In 2013, Correa et al. confirmed a very high prevalence of prostatic hypertrophy in 40 acromegalics over 40 years of age (46.15%, compared to 12.50% of healthy controls) and a significant reduction in the average prostate volume after only one year of therapy (25.50 ml compared to 28.50 ml baseline) [43]. Finally, Kumar et al. also reported an increased frequency of ultrasound alterations and increased prostate volume in subjects with acromegaly, with a greater prevalence of obstructive urological symptoms. However, given the low clinical impact of the detected alterations, authors questioned about the usefulness of a routine prostate evaluation in this category of subjects [44], an argument that is still a matter of debate, so much so that in the Consensus of experts dedicated to the management of complications, prostate evaluation is not included among the systematic evaluations [6].

8 Acromegaly and prostate cancer

Although GH and IGF-1 are implicated in carcinogenesis, as supported by epidemiological and experimental data [45], the increased risk of cancer in acromegaly remains an unclear issue.

The latest Italian multicentric study confirms a moderate increase in the incidence of neoplastic diseases in acromegalics, especially in districts such as colon, kidney and thyroid [46], with an associated increase in cancer-related mortality [47]. However, at least in these studies, no prostate cancer data are available. A very recent nationwide cohort study (1978 to 2010) including 529 acromegaly patients showed a standardized incidence ratio (SIR) of 1.4 for colorectal cancer, 1.1 for breast cancer, and 1.4 for prostate cancer. In the same study, a meta-analysis of cancer SIRs from 23 studies was performed. Even if the authors excluded from the analysis all tumors discovered during the first year of diagnosis in order to avoid a potential bias of surveillance, they reported an increased incidence of neoplasms with an SIR of 1.5. Specifically, acromegalic subjects would have a slightly higher incidence of prostate cancer than the general population, with an SIR of 1.2, even not statistically significant [48]. It is also true that, compared to other types of tumors, including colorectal cancer, prostate neoplasia very often presents indolent behavior, with very long onset and progression times [49]. Therefore, studies capable of detecting its incidence necessarily require extremely long observation times and, moreover, no studies have systematically investigated this category of subjects with targeted invasive evaluations (e.g., prostate-specific antigen and prostate biopsy), so it can be expected that the actual incidence of prostate cancer has been underestimated.
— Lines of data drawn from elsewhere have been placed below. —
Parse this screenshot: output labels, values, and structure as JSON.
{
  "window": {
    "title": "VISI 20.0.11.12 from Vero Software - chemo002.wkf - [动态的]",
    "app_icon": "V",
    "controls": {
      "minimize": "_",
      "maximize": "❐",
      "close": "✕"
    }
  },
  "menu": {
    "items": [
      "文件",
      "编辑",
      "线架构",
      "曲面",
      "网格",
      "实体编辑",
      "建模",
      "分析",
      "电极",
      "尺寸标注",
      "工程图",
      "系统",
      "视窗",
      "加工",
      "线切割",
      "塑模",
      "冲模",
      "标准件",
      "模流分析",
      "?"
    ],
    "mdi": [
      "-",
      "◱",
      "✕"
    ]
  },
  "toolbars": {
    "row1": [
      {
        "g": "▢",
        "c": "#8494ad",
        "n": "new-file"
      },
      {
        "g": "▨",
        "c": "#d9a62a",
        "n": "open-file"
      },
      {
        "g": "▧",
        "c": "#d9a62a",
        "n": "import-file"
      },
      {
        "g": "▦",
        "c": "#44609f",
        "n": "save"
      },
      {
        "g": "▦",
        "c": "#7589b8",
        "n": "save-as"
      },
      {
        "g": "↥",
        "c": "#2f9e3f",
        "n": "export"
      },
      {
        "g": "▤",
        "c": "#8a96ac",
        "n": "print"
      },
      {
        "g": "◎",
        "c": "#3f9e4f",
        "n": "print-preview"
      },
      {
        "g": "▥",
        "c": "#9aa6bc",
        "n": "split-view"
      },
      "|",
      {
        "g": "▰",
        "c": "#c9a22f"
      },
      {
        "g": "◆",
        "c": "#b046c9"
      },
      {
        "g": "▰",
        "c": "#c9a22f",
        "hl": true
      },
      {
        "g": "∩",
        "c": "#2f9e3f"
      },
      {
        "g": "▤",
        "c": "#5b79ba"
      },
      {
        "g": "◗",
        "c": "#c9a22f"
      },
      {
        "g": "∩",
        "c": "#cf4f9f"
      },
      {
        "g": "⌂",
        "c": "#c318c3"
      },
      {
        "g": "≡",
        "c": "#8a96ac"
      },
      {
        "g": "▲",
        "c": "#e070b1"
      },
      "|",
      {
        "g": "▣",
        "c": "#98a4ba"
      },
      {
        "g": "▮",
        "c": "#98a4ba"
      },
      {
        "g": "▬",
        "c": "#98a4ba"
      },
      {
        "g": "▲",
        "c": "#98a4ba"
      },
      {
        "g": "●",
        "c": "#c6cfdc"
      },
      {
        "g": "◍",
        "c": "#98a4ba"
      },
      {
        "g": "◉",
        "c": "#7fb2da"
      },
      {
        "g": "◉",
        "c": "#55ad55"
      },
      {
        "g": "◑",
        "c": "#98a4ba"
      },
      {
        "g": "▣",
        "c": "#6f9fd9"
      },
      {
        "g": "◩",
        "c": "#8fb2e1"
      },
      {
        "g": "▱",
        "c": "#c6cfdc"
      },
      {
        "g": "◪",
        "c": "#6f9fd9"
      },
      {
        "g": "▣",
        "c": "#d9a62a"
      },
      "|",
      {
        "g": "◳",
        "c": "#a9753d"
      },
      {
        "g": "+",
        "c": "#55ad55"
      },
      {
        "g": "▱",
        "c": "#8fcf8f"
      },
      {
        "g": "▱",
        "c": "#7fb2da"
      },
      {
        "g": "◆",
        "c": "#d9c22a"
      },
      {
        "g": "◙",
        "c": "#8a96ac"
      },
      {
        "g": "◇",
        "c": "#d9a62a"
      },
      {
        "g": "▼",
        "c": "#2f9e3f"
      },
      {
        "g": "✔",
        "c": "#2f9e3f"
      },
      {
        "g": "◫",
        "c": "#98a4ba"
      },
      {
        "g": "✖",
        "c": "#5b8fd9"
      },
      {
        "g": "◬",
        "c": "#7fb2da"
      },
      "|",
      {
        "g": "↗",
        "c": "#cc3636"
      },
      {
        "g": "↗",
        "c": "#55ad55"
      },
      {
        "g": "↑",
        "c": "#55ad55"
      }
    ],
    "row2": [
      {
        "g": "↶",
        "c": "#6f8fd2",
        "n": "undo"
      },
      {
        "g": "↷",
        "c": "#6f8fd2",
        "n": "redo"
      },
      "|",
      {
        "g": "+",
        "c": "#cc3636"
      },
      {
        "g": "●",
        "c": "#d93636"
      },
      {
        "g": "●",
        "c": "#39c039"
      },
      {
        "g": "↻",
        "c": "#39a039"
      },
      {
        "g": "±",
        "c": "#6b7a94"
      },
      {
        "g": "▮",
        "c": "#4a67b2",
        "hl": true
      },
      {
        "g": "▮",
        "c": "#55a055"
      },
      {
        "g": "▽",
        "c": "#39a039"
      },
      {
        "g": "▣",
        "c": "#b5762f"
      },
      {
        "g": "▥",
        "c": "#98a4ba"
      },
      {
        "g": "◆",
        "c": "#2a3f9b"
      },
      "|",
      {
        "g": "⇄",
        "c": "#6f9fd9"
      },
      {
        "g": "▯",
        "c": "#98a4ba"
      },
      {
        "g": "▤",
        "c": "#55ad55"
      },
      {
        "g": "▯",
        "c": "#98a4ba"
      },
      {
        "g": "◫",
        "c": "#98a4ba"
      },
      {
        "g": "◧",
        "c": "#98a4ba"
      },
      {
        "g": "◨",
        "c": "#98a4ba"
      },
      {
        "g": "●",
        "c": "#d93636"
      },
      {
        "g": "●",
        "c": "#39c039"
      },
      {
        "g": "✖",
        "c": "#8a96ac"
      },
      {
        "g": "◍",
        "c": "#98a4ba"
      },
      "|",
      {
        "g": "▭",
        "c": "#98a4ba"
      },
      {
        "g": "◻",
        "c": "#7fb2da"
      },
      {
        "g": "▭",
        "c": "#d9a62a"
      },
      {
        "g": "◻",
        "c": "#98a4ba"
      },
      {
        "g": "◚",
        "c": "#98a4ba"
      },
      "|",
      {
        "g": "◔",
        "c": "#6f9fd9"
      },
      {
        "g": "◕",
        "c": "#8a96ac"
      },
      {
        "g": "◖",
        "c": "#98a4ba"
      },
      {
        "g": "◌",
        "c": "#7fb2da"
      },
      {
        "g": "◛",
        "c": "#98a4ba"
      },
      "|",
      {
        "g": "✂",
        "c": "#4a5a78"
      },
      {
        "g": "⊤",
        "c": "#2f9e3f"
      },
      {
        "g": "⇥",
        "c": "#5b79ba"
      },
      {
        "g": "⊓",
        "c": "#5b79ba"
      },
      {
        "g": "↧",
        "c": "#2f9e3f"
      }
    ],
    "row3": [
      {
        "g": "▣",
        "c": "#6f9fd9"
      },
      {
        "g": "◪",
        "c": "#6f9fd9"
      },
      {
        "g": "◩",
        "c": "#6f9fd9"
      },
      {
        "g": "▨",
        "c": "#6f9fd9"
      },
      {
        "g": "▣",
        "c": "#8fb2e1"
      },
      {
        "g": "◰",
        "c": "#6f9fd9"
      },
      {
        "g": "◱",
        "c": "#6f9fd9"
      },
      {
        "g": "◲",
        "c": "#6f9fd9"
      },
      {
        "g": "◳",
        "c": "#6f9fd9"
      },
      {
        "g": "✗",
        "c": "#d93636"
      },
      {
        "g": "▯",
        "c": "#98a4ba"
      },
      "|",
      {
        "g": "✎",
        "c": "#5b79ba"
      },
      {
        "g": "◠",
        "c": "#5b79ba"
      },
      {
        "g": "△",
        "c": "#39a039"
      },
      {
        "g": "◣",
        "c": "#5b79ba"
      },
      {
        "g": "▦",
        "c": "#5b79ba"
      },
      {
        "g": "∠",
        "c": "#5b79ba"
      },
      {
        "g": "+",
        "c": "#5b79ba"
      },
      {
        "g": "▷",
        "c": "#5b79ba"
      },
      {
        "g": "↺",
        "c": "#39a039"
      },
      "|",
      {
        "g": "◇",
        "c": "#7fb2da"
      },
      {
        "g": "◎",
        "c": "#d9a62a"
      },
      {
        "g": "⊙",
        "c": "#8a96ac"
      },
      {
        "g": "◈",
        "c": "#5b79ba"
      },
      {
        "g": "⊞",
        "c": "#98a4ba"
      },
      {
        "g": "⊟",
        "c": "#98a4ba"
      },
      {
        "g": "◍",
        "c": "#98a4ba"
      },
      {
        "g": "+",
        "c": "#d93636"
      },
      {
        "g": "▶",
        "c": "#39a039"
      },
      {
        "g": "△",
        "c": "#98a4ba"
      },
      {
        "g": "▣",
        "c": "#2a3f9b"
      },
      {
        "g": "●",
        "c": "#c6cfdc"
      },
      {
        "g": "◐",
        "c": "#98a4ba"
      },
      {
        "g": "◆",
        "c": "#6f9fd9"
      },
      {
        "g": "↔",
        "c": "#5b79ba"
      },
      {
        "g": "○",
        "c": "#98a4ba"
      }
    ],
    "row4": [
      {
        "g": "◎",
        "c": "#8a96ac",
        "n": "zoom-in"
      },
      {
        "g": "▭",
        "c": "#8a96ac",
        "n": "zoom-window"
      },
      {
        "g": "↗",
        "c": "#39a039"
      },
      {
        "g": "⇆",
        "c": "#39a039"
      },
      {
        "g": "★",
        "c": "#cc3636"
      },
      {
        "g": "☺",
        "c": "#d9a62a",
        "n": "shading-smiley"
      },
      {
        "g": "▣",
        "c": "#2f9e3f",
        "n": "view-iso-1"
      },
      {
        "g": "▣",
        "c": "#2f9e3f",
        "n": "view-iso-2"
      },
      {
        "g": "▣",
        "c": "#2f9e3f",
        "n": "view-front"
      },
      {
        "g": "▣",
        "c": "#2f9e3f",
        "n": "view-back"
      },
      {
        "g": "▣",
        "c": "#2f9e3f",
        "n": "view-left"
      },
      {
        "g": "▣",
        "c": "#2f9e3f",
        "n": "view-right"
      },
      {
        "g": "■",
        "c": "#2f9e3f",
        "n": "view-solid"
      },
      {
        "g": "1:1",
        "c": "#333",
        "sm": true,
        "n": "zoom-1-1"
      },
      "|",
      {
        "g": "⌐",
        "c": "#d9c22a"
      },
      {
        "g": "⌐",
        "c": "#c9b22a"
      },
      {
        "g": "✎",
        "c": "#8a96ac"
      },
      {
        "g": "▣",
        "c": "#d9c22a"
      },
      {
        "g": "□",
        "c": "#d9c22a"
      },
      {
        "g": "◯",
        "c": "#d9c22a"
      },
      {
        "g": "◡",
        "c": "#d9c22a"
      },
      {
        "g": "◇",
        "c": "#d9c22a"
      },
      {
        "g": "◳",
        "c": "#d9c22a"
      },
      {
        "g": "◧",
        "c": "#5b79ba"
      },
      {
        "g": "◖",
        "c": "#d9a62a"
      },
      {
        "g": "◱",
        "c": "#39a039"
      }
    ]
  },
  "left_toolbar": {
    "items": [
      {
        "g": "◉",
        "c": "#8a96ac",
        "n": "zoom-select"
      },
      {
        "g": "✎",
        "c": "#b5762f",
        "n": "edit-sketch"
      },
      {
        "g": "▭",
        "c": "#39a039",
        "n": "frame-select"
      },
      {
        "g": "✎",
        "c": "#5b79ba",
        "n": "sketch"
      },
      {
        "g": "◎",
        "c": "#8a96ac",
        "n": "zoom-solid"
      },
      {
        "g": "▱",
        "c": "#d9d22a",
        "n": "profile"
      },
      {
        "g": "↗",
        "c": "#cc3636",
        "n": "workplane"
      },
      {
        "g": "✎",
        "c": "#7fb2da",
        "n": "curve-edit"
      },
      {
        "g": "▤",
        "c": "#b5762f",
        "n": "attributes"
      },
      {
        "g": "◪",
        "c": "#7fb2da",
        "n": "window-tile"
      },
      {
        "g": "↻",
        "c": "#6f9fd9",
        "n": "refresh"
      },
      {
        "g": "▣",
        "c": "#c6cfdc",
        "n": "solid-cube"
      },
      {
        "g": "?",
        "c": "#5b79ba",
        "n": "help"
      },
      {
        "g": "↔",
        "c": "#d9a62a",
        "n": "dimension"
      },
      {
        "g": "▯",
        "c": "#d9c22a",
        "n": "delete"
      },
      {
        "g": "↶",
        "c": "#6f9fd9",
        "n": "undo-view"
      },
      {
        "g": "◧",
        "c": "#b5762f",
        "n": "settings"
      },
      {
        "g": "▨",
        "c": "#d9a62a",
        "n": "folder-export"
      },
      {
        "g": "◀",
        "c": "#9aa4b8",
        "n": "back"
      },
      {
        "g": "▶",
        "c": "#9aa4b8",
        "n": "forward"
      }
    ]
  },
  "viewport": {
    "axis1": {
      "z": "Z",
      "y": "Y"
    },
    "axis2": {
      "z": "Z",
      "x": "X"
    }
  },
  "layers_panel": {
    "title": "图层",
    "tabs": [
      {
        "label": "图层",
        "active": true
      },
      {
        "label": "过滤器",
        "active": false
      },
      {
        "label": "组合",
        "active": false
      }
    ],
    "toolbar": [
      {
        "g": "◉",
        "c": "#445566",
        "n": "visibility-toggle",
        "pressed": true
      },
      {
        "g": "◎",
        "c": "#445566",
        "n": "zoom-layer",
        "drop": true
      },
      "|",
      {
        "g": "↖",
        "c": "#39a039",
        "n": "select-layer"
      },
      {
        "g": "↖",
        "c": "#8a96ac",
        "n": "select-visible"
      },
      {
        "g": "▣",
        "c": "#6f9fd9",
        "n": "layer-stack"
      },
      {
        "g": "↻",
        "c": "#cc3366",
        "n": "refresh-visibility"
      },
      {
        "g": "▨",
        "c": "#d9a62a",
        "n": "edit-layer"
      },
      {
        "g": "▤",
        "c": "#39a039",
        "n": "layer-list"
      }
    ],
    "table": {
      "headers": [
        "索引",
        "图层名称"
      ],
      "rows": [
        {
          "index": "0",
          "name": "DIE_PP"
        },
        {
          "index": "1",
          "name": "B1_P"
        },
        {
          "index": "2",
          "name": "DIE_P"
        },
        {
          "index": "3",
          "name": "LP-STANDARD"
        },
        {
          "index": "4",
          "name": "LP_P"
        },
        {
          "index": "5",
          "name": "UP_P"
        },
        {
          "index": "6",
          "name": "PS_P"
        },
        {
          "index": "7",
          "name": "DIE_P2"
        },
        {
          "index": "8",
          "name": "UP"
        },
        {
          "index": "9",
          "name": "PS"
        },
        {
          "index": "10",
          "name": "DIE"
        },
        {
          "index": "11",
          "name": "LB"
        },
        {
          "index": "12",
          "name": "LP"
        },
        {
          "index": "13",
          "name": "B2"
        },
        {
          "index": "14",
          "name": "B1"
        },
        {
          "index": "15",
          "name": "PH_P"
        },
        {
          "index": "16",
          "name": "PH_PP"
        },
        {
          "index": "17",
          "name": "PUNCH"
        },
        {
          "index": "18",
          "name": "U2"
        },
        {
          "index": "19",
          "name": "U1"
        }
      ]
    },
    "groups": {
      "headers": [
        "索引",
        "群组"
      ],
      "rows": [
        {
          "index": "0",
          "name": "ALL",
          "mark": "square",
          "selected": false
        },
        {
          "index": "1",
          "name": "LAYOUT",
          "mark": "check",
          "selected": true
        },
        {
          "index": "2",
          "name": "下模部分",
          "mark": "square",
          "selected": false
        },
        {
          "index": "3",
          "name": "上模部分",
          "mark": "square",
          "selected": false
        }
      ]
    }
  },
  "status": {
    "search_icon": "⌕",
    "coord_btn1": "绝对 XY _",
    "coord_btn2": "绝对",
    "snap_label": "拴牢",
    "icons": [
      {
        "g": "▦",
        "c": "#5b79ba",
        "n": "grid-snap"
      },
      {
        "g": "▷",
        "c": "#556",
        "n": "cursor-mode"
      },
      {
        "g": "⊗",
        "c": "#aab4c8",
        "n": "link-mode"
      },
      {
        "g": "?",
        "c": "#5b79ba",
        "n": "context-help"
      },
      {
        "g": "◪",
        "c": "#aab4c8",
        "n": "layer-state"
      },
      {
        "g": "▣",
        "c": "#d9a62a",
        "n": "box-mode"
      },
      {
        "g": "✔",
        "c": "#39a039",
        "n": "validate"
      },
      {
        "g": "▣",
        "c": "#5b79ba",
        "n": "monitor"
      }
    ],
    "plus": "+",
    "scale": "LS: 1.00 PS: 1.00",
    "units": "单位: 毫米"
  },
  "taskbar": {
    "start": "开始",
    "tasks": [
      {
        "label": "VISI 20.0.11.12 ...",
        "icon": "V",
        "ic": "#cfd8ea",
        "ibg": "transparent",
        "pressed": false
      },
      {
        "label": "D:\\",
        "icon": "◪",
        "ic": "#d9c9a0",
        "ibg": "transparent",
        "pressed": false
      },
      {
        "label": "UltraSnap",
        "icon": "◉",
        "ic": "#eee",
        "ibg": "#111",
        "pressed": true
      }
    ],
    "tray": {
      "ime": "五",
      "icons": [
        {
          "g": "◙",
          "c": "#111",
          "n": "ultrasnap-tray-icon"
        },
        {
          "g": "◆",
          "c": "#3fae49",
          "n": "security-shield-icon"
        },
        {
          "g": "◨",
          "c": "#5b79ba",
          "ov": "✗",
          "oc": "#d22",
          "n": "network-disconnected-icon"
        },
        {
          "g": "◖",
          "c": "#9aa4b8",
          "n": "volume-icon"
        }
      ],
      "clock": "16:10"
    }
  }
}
Therefore, although there has not been reported a marked increase in the incidence of prostate cancer in the work reported earlier in the text [38, 40,41,42,43], further investigation, with appropriate follow-up time and tools, is needed before definitive conclusions can be drawn on the risk of prostate cancer in subjects with acromegaly.

9 Medication for acromegaly and male sexual health

Among the drugs used for acromegaly, dopamine agonists could exert a positive effect on ED, as demonstrated in a randomized clinical trial in which cabergoline treatment was shown to be effective in treating psychogenic ED in patients with normal or mildly increased PRL levels [50]. In addition, cabergoline has proven effective in restore fertility in men with iperPRL due to micro- and macro-prolactinomas [51], but the effects of dopamine agonists on sexual health of men with acromegaly have not been studied. Conversely, the somatostatin analogue octreotide may have a negative effect on erectile function, as suggested by the inhibition of penile erection in rats [52] but there are currently no reports on humans. Similarly, octreotide transiently decreased sperm motility in stallions [53], but human data are lacking. Finally, the effects of pegvisomant on male sexual health are completely unexplored.

10 Conclusions

The male sexual health represents an important element in acromegaly. Current evidence is relatively scarce but, given the impact of this pathology on the male sexual health and fertility, available data suggest paying great attention in clinical practice to this aspect of the pathology.